On 8/20/13 8:24 PM, Nick Williams wrote:
> I ran in to a roadblock with this idea. Part of the byte code of a
> class includes the fully-qualified class name. If I create a class,
> say UnweavedClass, and replace its byte code in my fake transformer
> with that of another class, the FQCN changes. This results in a
> NoClassDefFoundError because the class loader is looking for
> UnweavenClass in be in the byte code when really some other class
> is.
> 
> My backup idea is slightly less clean but, IMO, still more clean than
> adding ASM as a test-time dependency and trying to figure all of that
> out. I locally compiled fake "weaved" versions of the UnweavedClass
> (with the modified behavior) and then translated each version into a
> Java byte array definition. (These are extremely simple on-line,
> one-method classes, so the byte arrays are relatively short.) I then
> simply embedded the byte array definitions as static final byte[]

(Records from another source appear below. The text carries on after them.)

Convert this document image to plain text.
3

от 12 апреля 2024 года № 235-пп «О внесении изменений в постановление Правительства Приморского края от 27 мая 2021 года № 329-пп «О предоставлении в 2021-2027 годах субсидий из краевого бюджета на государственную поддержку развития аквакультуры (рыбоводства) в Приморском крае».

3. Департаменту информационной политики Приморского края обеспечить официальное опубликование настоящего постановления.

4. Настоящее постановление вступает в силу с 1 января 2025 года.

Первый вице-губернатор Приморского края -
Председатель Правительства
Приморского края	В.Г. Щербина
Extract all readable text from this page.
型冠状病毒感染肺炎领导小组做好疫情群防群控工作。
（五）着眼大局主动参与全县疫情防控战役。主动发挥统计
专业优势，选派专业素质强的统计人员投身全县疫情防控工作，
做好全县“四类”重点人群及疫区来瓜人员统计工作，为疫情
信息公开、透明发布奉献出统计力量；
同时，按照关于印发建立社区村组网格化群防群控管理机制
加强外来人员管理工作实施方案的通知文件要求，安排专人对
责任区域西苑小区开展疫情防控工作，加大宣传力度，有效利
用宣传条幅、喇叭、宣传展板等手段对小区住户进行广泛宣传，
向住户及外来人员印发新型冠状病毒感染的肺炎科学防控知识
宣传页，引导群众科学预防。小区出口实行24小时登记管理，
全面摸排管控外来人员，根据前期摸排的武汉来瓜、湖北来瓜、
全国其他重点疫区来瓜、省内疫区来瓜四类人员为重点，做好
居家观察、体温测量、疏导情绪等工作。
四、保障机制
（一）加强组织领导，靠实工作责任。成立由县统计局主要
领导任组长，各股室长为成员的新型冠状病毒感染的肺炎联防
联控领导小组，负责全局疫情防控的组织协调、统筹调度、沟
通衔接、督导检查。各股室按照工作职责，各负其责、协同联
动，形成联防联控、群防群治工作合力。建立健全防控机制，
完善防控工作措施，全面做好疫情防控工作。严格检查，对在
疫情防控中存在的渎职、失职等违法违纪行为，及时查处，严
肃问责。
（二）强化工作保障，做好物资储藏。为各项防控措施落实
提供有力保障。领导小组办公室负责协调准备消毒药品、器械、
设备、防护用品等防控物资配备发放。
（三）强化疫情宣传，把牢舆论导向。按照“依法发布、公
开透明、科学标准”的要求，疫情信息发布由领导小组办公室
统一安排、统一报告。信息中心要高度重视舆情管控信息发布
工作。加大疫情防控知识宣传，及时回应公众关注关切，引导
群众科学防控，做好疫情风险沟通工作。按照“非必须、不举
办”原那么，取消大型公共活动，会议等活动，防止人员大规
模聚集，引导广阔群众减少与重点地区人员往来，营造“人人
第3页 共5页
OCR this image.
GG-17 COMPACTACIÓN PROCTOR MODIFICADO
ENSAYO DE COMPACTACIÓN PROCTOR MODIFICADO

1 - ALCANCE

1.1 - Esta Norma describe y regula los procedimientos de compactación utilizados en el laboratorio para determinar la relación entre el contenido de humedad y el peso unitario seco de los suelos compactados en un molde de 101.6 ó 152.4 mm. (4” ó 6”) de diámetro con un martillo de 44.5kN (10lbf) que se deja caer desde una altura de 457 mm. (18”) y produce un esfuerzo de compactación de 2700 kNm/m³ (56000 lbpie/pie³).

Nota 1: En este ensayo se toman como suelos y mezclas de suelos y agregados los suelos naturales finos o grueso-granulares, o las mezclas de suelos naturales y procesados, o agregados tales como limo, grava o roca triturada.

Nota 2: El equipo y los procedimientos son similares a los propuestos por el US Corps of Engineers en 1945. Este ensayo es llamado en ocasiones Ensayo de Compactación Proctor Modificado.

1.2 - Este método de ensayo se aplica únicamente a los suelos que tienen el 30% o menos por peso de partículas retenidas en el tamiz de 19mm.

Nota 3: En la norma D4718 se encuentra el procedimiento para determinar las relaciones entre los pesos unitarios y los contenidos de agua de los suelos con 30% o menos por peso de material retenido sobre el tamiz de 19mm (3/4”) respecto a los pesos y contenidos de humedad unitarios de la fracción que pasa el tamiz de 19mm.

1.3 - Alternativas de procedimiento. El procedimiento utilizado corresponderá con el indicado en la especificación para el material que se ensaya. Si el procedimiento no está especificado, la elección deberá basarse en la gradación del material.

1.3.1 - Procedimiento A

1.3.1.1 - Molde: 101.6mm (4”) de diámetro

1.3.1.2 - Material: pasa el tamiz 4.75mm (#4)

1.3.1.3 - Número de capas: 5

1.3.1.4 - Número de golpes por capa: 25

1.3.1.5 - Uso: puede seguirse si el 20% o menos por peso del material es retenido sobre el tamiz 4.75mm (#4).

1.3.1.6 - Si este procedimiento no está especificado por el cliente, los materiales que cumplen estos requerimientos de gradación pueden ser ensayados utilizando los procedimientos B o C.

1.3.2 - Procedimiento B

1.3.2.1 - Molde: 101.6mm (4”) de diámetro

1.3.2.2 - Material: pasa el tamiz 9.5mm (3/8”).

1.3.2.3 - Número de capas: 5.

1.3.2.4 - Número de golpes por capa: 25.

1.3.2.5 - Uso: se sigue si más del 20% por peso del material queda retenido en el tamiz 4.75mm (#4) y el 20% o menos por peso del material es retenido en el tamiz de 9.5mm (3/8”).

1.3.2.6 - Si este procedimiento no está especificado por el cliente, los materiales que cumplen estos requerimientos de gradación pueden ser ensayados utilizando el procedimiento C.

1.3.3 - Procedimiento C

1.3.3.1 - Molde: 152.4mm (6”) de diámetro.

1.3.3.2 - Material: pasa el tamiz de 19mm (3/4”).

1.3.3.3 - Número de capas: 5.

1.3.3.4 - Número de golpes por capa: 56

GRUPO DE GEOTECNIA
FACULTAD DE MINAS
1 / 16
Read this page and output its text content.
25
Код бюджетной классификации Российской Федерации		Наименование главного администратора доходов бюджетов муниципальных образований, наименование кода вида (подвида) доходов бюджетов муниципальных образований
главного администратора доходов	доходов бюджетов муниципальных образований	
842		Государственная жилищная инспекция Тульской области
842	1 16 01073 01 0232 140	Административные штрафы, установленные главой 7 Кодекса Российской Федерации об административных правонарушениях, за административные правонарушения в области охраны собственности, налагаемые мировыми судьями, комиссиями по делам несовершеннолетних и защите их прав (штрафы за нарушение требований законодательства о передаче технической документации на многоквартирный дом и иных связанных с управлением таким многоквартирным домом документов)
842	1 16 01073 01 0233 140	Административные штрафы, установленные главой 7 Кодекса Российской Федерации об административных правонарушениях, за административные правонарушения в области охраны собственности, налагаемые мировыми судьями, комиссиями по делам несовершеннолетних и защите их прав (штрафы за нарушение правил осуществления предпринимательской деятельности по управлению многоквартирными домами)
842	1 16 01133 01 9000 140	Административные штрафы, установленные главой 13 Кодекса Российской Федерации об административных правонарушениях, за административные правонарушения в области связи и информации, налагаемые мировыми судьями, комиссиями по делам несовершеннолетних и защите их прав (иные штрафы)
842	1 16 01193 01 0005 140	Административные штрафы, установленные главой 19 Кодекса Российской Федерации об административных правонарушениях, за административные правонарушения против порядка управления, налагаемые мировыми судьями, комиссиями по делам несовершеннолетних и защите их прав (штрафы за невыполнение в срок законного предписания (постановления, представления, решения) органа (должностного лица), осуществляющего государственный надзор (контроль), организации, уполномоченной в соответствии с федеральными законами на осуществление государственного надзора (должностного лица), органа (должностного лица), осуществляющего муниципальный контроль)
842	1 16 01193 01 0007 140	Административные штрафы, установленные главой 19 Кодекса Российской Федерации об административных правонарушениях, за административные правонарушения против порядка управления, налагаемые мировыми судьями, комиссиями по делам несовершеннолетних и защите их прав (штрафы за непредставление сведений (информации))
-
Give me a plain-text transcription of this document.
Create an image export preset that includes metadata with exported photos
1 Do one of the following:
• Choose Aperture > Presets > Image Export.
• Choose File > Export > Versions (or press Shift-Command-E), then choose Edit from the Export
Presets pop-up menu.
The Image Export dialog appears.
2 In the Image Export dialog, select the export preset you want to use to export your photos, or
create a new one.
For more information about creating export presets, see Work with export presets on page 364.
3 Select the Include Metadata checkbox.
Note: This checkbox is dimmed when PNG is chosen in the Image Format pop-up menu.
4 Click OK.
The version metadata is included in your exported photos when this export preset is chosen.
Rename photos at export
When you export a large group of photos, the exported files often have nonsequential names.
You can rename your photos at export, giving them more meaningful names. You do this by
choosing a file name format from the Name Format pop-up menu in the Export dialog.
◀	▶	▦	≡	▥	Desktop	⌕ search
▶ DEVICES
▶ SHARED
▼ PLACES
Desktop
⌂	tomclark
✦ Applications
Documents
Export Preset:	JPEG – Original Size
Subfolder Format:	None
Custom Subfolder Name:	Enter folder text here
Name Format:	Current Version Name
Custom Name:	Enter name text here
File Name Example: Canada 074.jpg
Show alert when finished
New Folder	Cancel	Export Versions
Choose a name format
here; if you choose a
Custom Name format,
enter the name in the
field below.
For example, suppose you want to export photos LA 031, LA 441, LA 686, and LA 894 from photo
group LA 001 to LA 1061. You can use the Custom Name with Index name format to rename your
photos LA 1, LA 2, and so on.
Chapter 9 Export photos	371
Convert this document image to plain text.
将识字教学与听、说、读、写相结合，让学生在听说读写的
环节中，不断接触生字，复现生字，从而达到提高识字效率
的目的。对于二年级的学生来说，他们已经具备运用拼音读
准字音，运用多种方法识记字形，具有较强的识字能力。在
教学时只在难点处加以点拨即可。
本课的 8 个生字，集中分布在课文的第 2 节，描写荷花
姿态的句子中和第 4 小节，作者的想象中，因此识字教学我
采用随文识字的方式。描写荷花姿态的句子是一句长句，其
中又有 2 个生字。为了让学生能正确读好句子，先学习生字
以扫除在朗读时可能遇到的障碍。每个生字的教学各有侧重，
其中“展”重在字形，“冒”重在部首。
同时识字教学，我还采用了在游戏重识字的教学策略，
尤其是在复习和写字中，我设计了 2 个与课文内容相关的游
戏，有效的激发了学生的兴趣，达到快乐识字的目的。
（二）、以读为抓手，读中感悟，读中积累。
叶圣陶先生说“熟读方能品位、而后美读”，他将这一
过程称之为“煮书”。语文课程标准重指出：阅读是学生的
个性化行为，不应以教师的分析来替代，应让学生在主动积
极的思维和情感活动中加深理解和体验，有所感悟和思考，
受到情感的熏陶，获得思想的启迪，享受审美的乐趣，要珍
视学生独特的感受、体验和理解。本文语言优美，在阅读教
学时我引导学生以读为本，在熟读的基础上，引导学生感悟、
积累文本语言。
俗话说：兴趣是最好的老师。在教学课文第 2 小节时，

> fields the test class and replaced the byte code in my fake
> transformer with those embedded fields' content. I've tested this and
> it works great.

Any reason not to simply compile some .java source into a .class file
and read it from the disk instead of shoving it into a byte array?
There's nothing stopping you from doing an offline-compile of a .java
file into a .class file and committing both to svn. You don't have to
compile the .java source as part of the test -- just load it off disk as
part of the test.

This will allow easier inspection of the .class file, and not be such a
pain in the neck to change the bytecode if necessary.